La Llegada de Constant y de Prone algunos instantes más tarde vino a confirmar esta hipótesis. Sin duda, venían atacados de la sordera de las alturas, pues se hablaban gritando a todo pulmón, como si estuvieran a ochocientos metros uno de otro y no separados, como estaban, por una longitud de cuerda. Me felicité de la forma en que había dispuesto los encordamientos: dos hombres capaces de proseguir una conversación tan animada después de varias horas de marcha a cinco mil metros de altura estaban hechos, evidentemente, para entenderse. Esta es una de las grandes recompensas del oficio de jefe: ver que se ha triunfado en estas delicadas manipulaciones del elemento humano.
Decidí que era el momento de hacer alto y, con una copa de champaña en la mano, discutimos las razones de este singular acontecimiento. Pedí a todos mis compañeros que dieran francamente su opinión, sin tratar de rozar ninguna susceptibilidad. Estimo que nada refuerza los lazos de amistad entre los hombres como afrontar la verdad juntos.
Era confortante ver como respondieron a mi llamada. Shute se mostró particularmente franco, y esto era una buena señal —me dije—, en el que justamente iba a ser el compañero de Jungle.
Lo que ninguno de nosotros llegaba a comprender era cómo Jungle, utilizando su brújula, como él nos aseguraba haber hecho, había podido describir un círculo. Este enigma fue descifrado por Shute, que pidió a Jungle le hiciera la demostración de su método.
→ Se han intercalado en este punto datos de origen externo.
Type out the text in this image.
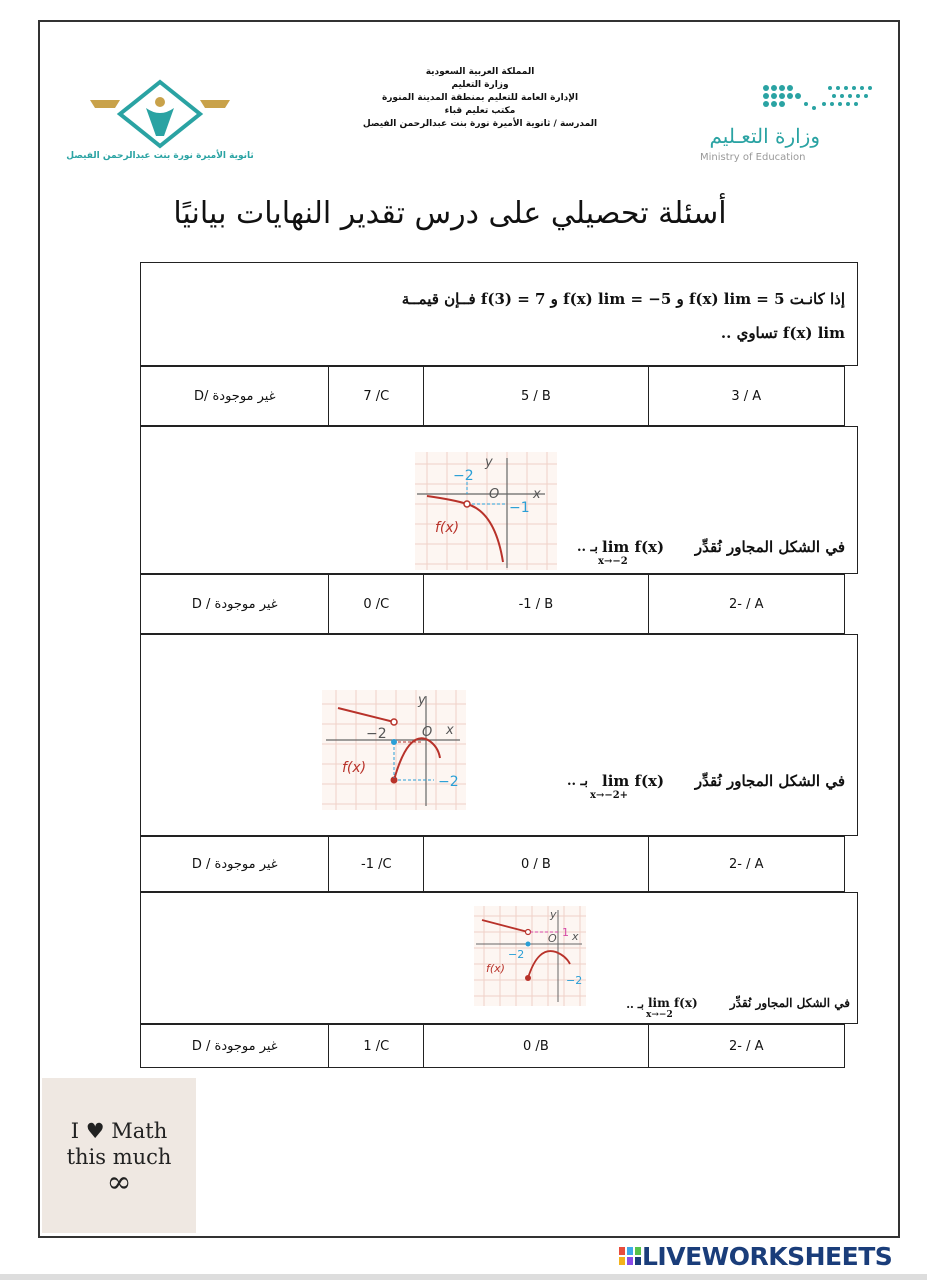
وزارة التعـليم
Ministry of Education
المملكة العربية السعودية
وزارة التعليم
الإدارة العامة للتعليم بمنطقة المدينة المنورة
مكتب تعليم قباء
المدرسة / ثانوية الأميرة نورة بنت عبدالرحمن الفيصل
ثانوية الأميرة نورة بنت عبدالرحمن الفيصل
أسئلة تحصيلي على درس تقدير النهايات بيانيًا
إذا كانـت 5 = f(x) lim و 5− = f(x) lim و 7 = f(3) فــإن قيمــة
f(x) lim تساوي ..
D/ غير موجودة	7 /C	5 / B	3 / A
y
x
O
−2
−1
f(x)
في الشكل المجاور نُقدِّر
lim f(x)
x→−2
بـ ..
D / غير موجودة	0 /C	-1 / B	2- / A
y
x
O
−2
−2
f(x)
في الشكل المجاور نُقدِّر
lim f(x)
x→−2+
بـ ..
D / غير موجودة	-1 /C	0 / B	2- / A
y
x
O
−2
−2
1
f(x)
في الشكل المجاور نُقدِّر
lim f(x)
x→−2
بـ ..
D / غير موجودة	1 /C	0 /B	2- / A
I ♥ Math
this much
∞
LIVEWORKSHEETS
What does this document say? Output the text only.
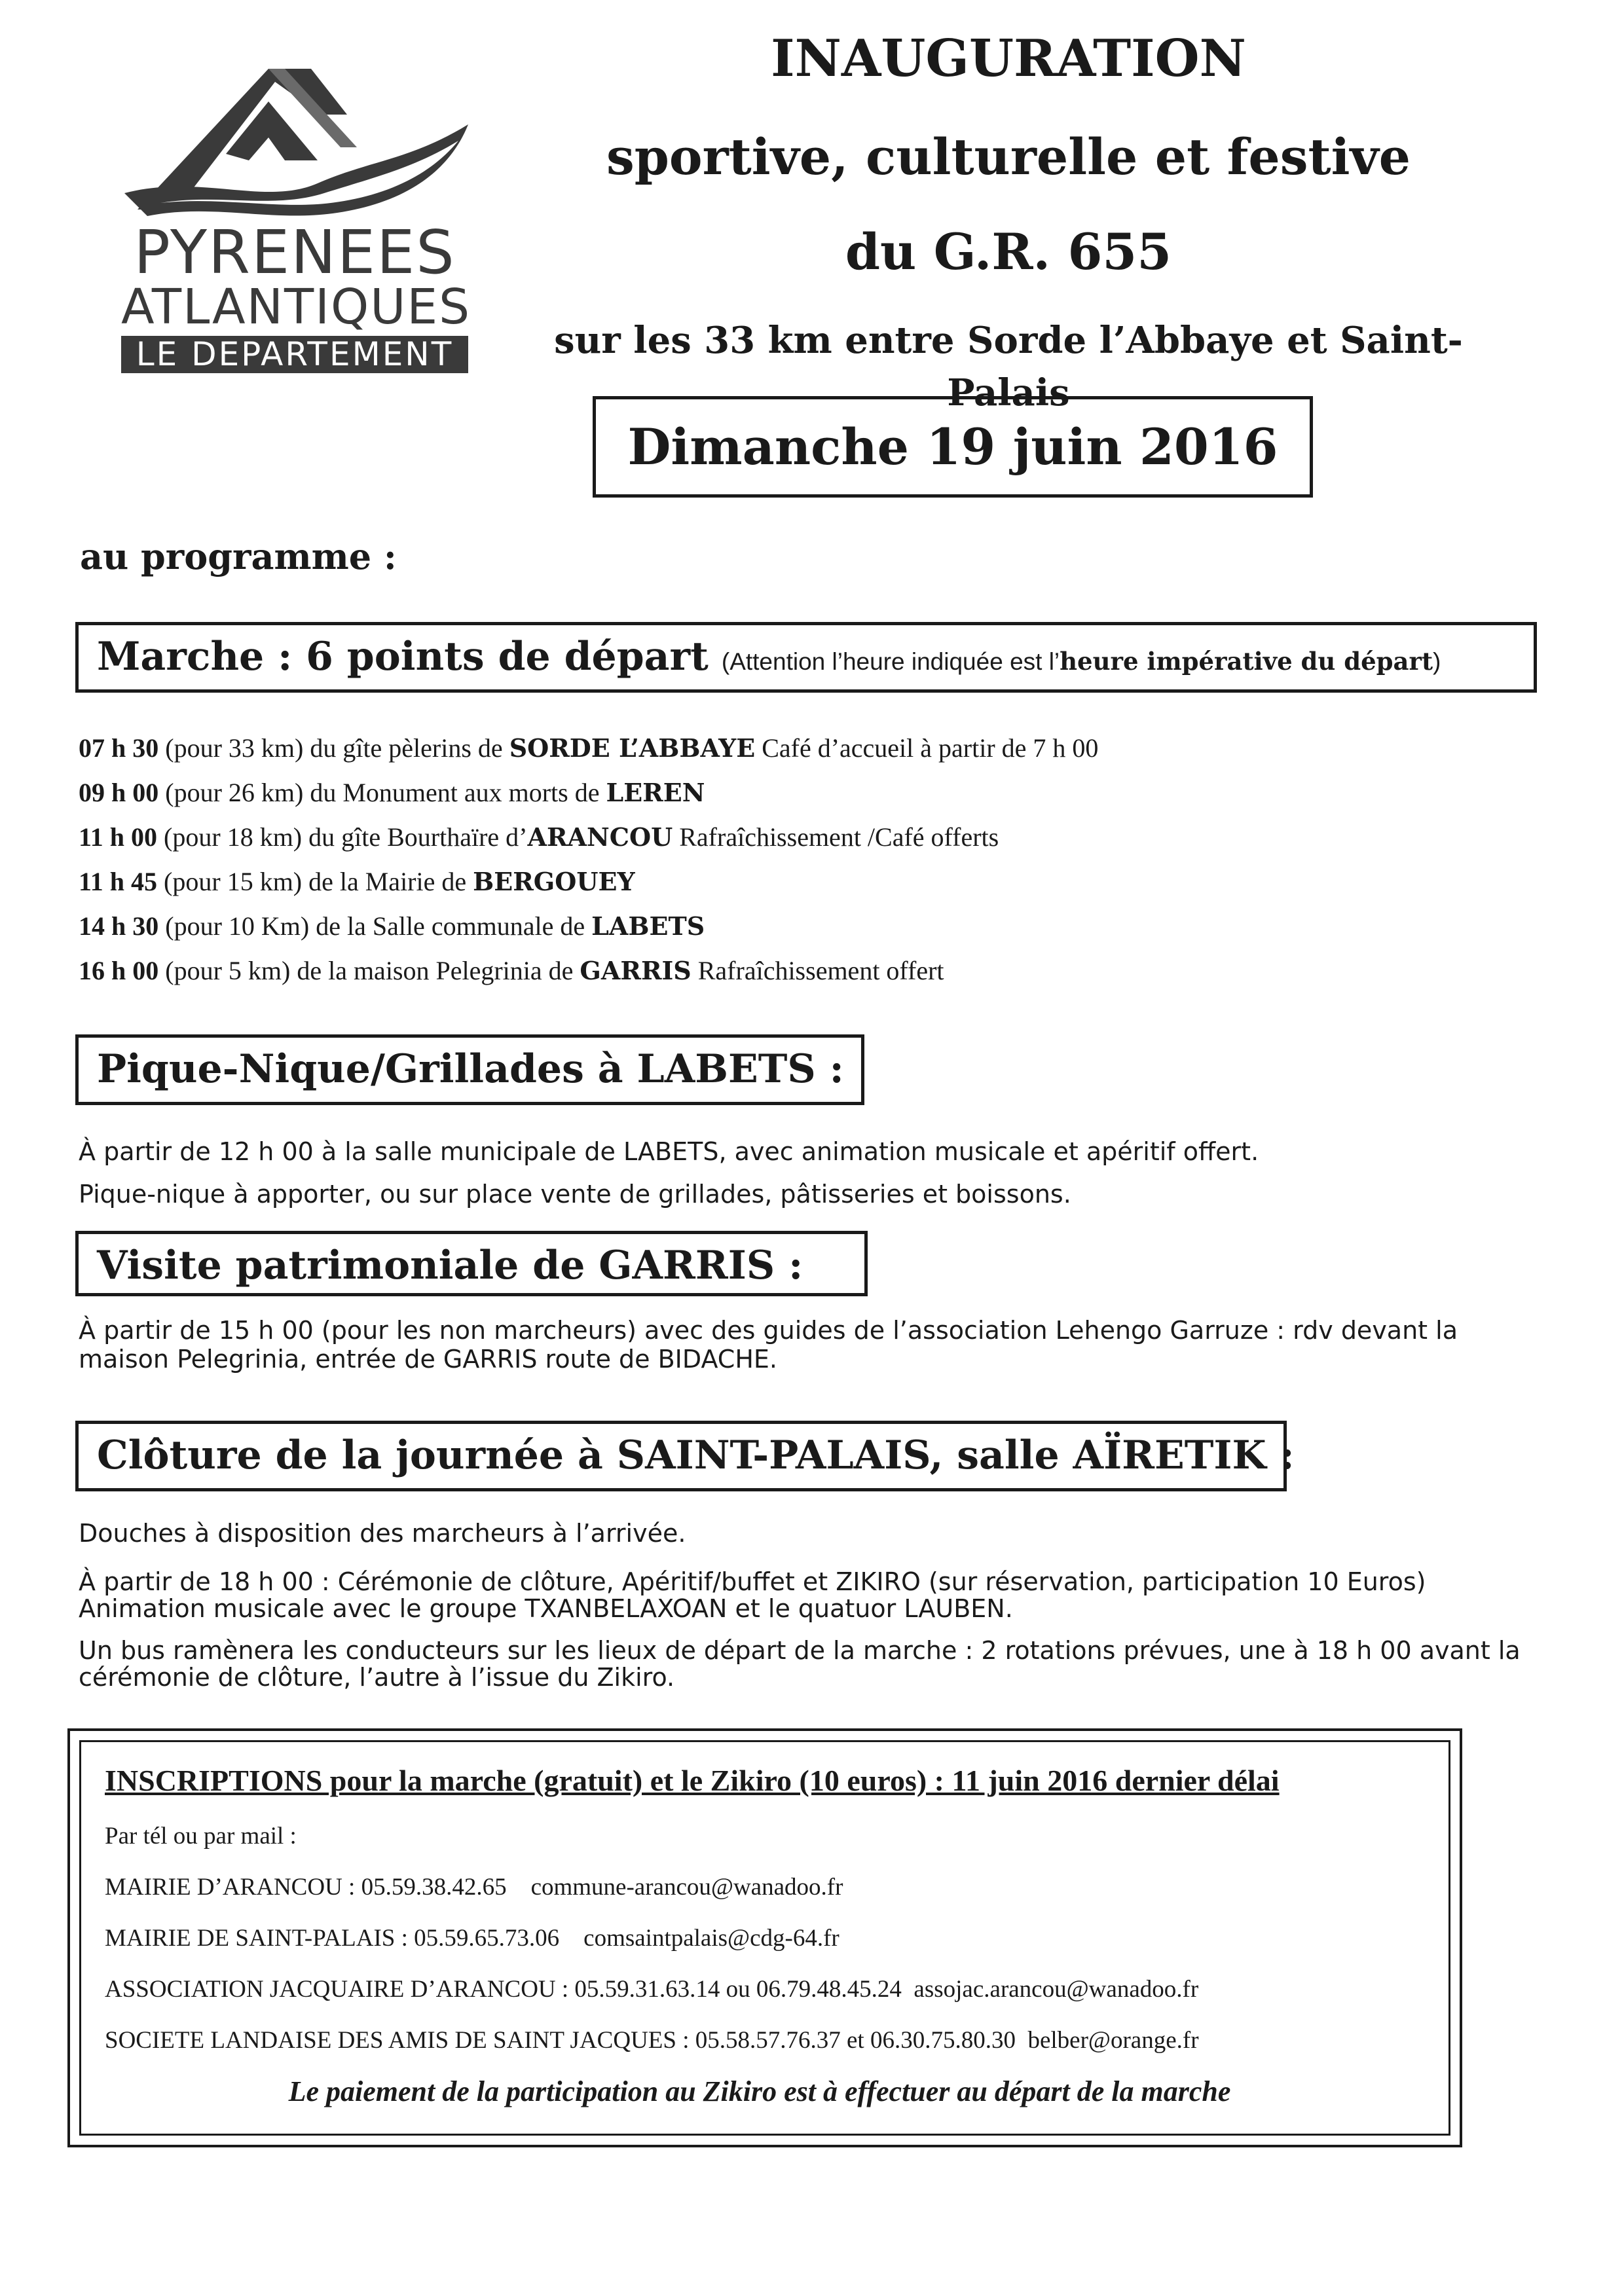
PYRENEES
ATLANTIQUES
LE DEPARTEMENT
INAUGURATION
sportive, culturelle et festive
du G.R. 655
sur les 33 km entre Sorde l’Abbaye et Saint-Palais
Dimanche 19 juin 2016
au programme :
Marche : 6 points de départ (Attention l’heure indiquée est l’heure impérative du départ)
07 h 30 (pour 33 km) du gîte pèlerins de SORDE L’ABBAYE Café d’accueil à partir de 7 h 00
09 h 00 (pour 26 km) du Monument aux morts de LEREN
11 h 00 (pour 18 km) du gîte Bourthaïre d’ARANCOU Rafraîchissement /Café offerts
11 h 45 (pour 15 km) de la Mairie de BERGOUEY
14 h 30 (pour 10 Km) de la Salle communale de LABETS
16 h 00 (pour 5 km) de la maison Pelegrinia de GARRIS Rafraîchissement offert
Pique-Nique/Grillades à LABETS :
À partir de 12 h 00 à la salle municipale de LABETS, avec animation musicale et apéritif offert.
Pique-nique à apporter, ou sur place vente de grillades, pâtisseries et boissons.
Visite patrimoniale de GARRIS :
À partir de 15 h 00 (pour les non marcheurs) avec des guides de l’association Lehengo Garruze : rdv devant la maison Pelegrinia, entrée de GARRIS route de BIDACHE.
Clôture de la journée à SAINT-PALAIS, salle AÏRETIK :
Douches à disposition des marcheurs à l’arrivée.
À partir de 18 h 00 : Cérémonie de clôture, Apéritif/buffet et ZIKIRO (sur réservation, participation 10 Euros)
Animation musicale avec le groupe TXANBELAXOAN et le quatuor LAUBEN.
Un bus ramènera les conducteurs sur les lieux de départ de la marche : 2 rotations prévues, une à 18 h 00 avant la
cérémonie de clôture, l’autre à l’issue du Zikiro.
INSCRIPTIONS pour la marche (gratuit) et le Zikiro (10 euros) : 11 juin 2016 dernier délai
Par tél ou par mail :
MAIRIE D’ARANCOU : 05.59.38.42.65 commune-arancou@wanadoo.fr
MAIRIE DE SAINT-PALAIS : 05.59.65.73.06 comsaintpalais@cdg-64.fr
ASSOCIATION JACQUAIRE D’ARANCOU : 05.59.31.63.14 ou 06.79.48.45.24 assojac.arancou@wanadoo.fr
SOCIETE LANDAISE DES AMIS DE SAINT JACQUES : 05.58.57.76.37 et 06.30.75.80.30 belber@orange.fr
Le paiement de la participation au Zikiro est à effectuer au départ de la marche
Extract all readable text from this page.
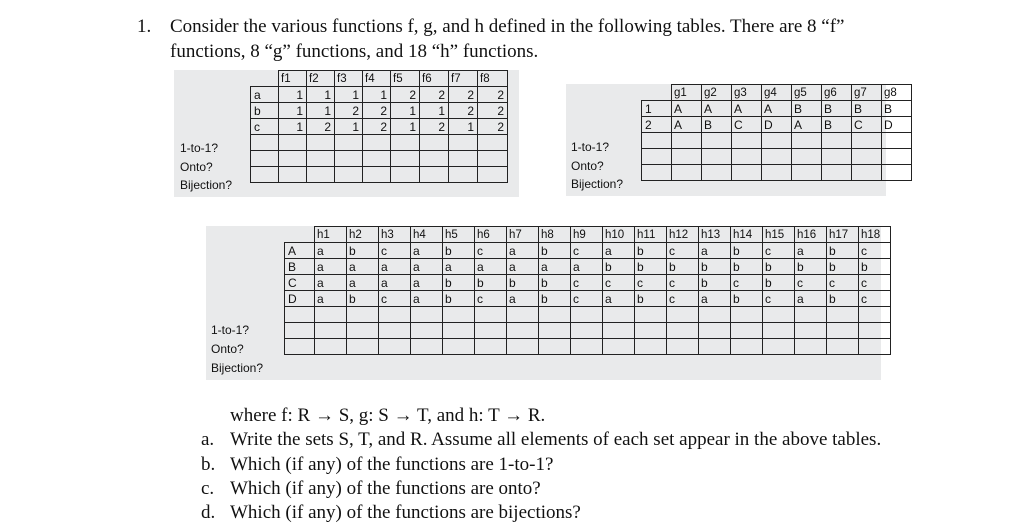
1. Consider the various functions f, g, and h defined in the following tables. There are 8 “f”
functions, 8 “g” functions, and 18 “h” functions.
	f1	f2	f3	f4	f5	f6	f7	f8
a	1	1	1	1	2	2	2	2
b	1	1	2	2	1	1	2	2
c	1	2	1	2	1	2	1	2

1-to-1?
Onto?
Bijection?
	g1	g2	g3	g4	g5	g6	g7	g8
1	A	A	A	A	B	B	B	B
2	A	B	C	D	A	B	C	D

1-to-1?
Onto?
Bijection?
	h1	h2	h3	h4	h5	h6	h7	h8	h9	h10	h11	h12	h13	h14	h15	h16	h17	h18
A	a	b	c	a	b	c	a	b	c	a	b	c	a	b	c	a	b	c
B	a	a	a	a	a	a	a	a	a	b	b	b	b	b	b	b	b	b
C	a	a	a	a	b	b	b	b	c	c	c	c	b	c	b	c	c	c
D	a	b	c	a	b	c	a	b	c	a	b	c	a	b	c	a	b	c

1-to-1?
Onto?
Bijection?
where f: R → S, g: S → T, and h: T → R.
a. Write the sets S, T, and R. Assume all elements of each set appear in the above tables.
b. Which (if any) of the functions are 1-to-1?
c. Which (if any) of the functions are onto?
d. Which (if any) of the functions are bijections?
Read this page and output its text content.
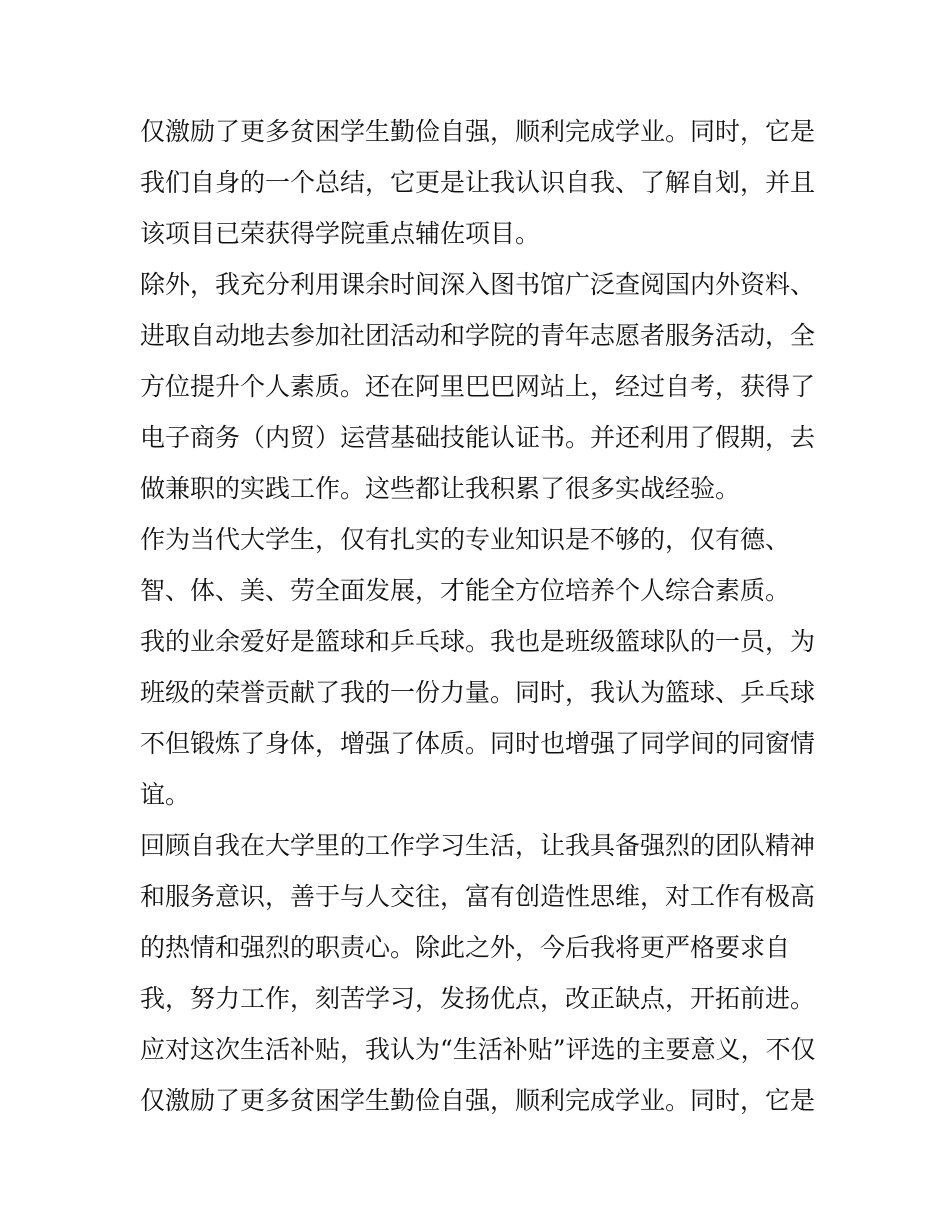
仅激励了更多贫困学生勤俭自强，顺利完成学业。同时，它是
我们自身的一个总结，它更是让我认识自我、了解自划，并且
该项目已荣获得学院重点辅佐项目。
除外，我充分利用课余时间深入图书馆广泛查阅国内外资料、
进取自动地去参加社团活动和学院的青年志愿者服务活动，全
方位提升个人素质。还在阿里巴巴网站上，经过自考，获得了
电子商务（内贸）运营基础技能认证书。并还利用了假期，去
做兼职的实践工作。这些都让我积累了很多实战经验。
作为当代大学生，仅有扎实的专业知识是不够的，仅有德、
智、体、美、劳全面发展，才能全方位培养个人综合素质。
我的业余爱好是篮球和乒乓球。我也是班级篮球队的一员，为
班级的荣誉贡献了我的一份力量。同时，我认为篮球、乒乓球
不但锻炼了身体，增强了体质。同时也增强了同学间的同窗情
谊。
回顾自我在大学里的工作学习生活，让我具备强烈的团队精神
和服务意识，善于与人交往，富有创造性思维，对工作有极高
的热情和强烈的职责心。除此之外，今后我将更严格要求自
我，努力工作，刻苦学习，发扬优点，改正缺点，开拓前进。
应对这次生活补贴，我认为“生活补贴”评选的主要意义，不仅
仅激励了更多贫困学生勤俭自强，顺利完成学业。同时，它是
Se alejaron los dos, y muy pronto empezaron ellos también a discutir a pleno pulmón. Me pareció que la sordera de las alturas estaba muy extendida aquel día.
Cuando regresaron, Shute nos dio la clave del misterio:
—Este imbécil había olvidado desbloquear la aguja de su brújula —nos dijo—. Naturalmente, la aguja indicaba el Norte, cualquiera que fuese la dirección que tomase.
—Eso le podría ocurrir a cualquiera —dije yo.
La experiencia me ha enseñado que un hombre da lo mejor de sí mismo cuando se le otorga confianza. Nada debilita tanto la seguridad de un hombre como sentir la desconfianza de sus jefes. Hubiera sido fatal al éxito de la expedición llevar a Jungle a dudar de sí mismo. No expongo esto como una prueba de mi magnanimidad; éstas son cosas que constituyen las cualidades inherentes a un verdadero jefe: se tienen o no se tienen.
Por esta razón confié de nuevo a Jungle la tarea de guiarnos, convencido de que no repetiría dos veces el mismo error.
No me equivoqué. Caminábamos desde hacía cuatro horas, cuando me encontré de nuevo a la caravana al borde de una ancha grieta; toda la caravana, a excepción de Jungle, que estaba dentro. Su brújula le había dirigido rectamente a la grieta, y antes de dar un largo rodeo que nos hubiera alejado, había insistido en que se descendiera a la grieta, con intención de subir al otro borde tallando escalones en la pared. Estaba en el fondo desde hacía dos horas, y nadie sabía si progresaba, pues su voz estaba multiplicada por los ecos y era un coro incomprensible lo que llegaba a la superficie. Quizá estuviera aprisionado.